Gong Cha was founded in 2006 in Kaohsiung in southern Taiwan. 

Zero alcohol drinks expected to grow

Zero alcohol drinks are expected to grow by almost 10% over the next five years.

A report Zenith Global on European Zero Alcohol Drinks forecasts sales growth of almost 10% a year over the next five years.

The UK is expected to achieve the highest growth rate at 30% a year, the report said.  

Zenith Global estimates the European market at €5.9 billion in 2018. This would take 2023 value to €9.3 billion.

The report said four key growth drivers were increasing consumer demands for zero alcohol drinks - health and wellbeing, a cultural shift away from alcohol, technical advances in improving taste and marketing for more consumption occasions.

Trade associations join forces over business rates

A group of trade associations have written to the Treasury Select Committee calling on them to finalise and finish their inquiry into the impact of business rates.

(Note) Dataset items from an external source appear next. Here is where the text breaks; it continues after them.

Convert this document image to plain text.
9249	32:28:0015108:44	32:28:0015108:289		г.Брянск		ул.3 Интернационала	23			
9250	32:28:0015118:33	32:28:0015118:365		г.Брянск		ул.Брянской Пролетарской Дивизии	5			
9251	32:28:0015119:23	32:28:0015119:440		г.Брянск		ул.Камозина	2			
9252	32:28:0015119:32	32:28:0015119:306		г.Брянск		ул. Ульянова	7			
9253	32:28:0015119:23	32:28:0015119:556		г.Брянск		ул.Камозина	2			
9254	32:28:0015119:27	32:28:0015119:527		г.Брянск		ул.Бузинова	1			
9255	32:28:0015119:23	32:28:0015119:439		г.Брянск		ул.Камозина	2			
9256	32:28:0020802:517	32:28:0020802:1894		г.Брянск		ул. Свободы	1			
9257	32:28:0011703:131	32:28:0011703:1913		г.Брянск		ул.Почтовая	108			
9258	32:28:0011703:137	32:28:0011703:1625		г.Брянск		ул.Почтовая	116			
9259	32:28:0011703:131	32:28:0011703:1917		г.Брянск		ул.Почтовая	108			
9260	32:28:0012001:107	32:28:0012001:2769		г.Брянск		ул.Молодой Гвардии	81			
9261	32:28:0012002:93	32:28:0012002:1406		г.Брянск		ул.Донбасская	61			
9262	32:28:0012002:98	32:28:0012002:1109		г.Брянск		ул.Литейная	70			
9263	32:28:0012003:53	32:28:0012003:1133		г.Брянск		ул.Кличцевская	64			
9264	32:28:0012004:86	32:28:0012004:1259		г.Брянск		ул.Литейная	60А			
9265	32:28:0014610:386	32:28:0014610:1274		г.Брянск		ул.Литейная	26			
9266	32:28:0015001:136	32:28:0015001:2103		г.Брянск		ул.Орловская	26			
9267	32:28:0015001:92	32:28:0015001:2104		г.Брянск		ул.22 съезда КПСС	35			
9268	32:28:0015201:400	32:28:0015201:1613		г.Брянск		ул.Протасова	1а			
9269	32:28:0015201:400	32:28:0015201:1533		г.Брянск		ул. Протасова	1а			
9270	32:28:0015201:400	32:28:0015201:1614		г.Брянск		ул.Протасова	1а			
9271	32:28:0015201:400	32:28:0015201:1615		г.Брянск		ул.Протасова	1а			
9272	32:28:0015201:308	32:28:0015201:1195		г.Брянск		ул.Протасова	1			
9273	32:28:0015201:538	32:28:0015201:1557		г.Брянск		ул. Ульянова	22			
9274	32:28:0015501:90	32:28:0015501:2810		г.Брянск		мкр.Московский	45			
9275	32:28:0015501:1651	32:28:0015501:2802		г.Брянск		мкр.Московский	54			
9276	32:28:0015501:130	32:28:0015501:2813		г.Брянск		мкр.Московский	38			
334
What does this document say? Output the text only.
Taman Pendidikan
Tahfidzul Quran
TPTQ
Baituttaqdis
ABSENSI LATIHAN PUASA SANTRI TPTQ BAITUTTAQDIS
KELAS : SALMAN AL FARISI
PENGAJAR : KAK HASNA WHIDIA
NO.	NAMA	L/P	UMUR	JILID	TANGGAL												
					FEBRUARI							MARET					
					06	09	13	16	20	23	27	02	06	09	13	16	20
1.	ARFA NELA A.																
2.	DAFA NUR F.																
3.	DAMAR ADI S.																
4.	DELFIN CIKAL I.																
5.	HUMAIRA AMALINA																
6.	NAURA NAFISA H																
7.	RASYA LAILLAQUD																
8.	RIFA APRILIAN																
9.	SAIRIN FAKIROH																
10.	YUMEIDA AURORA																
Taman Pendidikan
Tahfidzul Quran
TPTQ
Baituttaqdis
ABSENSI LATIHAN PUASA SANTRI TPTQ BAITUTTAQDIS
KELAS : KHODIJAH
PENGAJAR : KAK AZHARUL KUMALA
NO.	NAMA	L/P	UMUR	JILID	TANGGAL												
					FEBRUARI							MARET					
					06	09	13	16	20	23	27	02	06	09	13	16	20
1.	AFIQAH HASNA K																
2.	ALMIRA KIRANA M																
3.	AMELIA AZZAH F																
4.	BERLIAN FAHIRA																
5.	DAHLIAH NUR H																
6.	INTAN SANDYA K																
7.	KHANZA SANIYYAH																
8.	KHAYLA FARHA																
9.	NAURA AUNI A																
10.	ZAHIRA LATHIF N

The trade associations have asked the committee to  give “serious consideration” to publishing a report into its findings as a matter of urgency.

Organisations that supported the letter include British Retail Consortium, British Chambers of Commerce, British Beer and Pubs Association, Confederation of British Industry, British Property Federation, Revo, Association of Convenience Stores, Bira Federation of Small Business and UK Hospitality.

United Baristas offsets carbon emissions

United Baristas has offset the carbon emissions from the use of its services by planting trees in the coffee producing countries of Kenya and Brazil.

It said that internet usage was now a leading contributor to global warming, accounting for more than 2% of global carbon emissions while digital services such as websites and apps were run on servers, which require significant amounts of energy.

United Baristas said its services have grown rapidly in use, and it estimates that over the past year the usage has contributed to approximately six tonnes of carbon dioxide being emitted into the atmosphere. 

It said that it has taken steps to offset the carbon emissions from the use of its services by contributing to tree planting and protection projects in the coffee producing countries of Kenya and Brazil.

UKH calls for sector support ahead of spending review

Trade association UKHospitality (UKH) has called on the Government to act decisively to support hospitality and tourism.

UKH has identified four key areas in which Government spending can support the country’s hospitality industry. Firstly, it has called on the Government to “fix the broken business rates system” by providing one-year local authority funding of £1.5 billion to fund a reduction in the business rates multiplier.

Secondly, it has called for increased investment in overseas markets to promote the UK as a tourism destination and to commit to developing rural transport infrastructure.

Thirdly, for support for the future hospitality workforce by reducing the SME contribution to apprenticeship training to zero and increasing the apprenticeship levy top-up from Government to 25%.

Finally, it has urged the Government to invest heavily in border arrangements to ensure that trade of goods into and out of the UK is as smooth as possible and ensure that tariffs on food and drink products are minimised.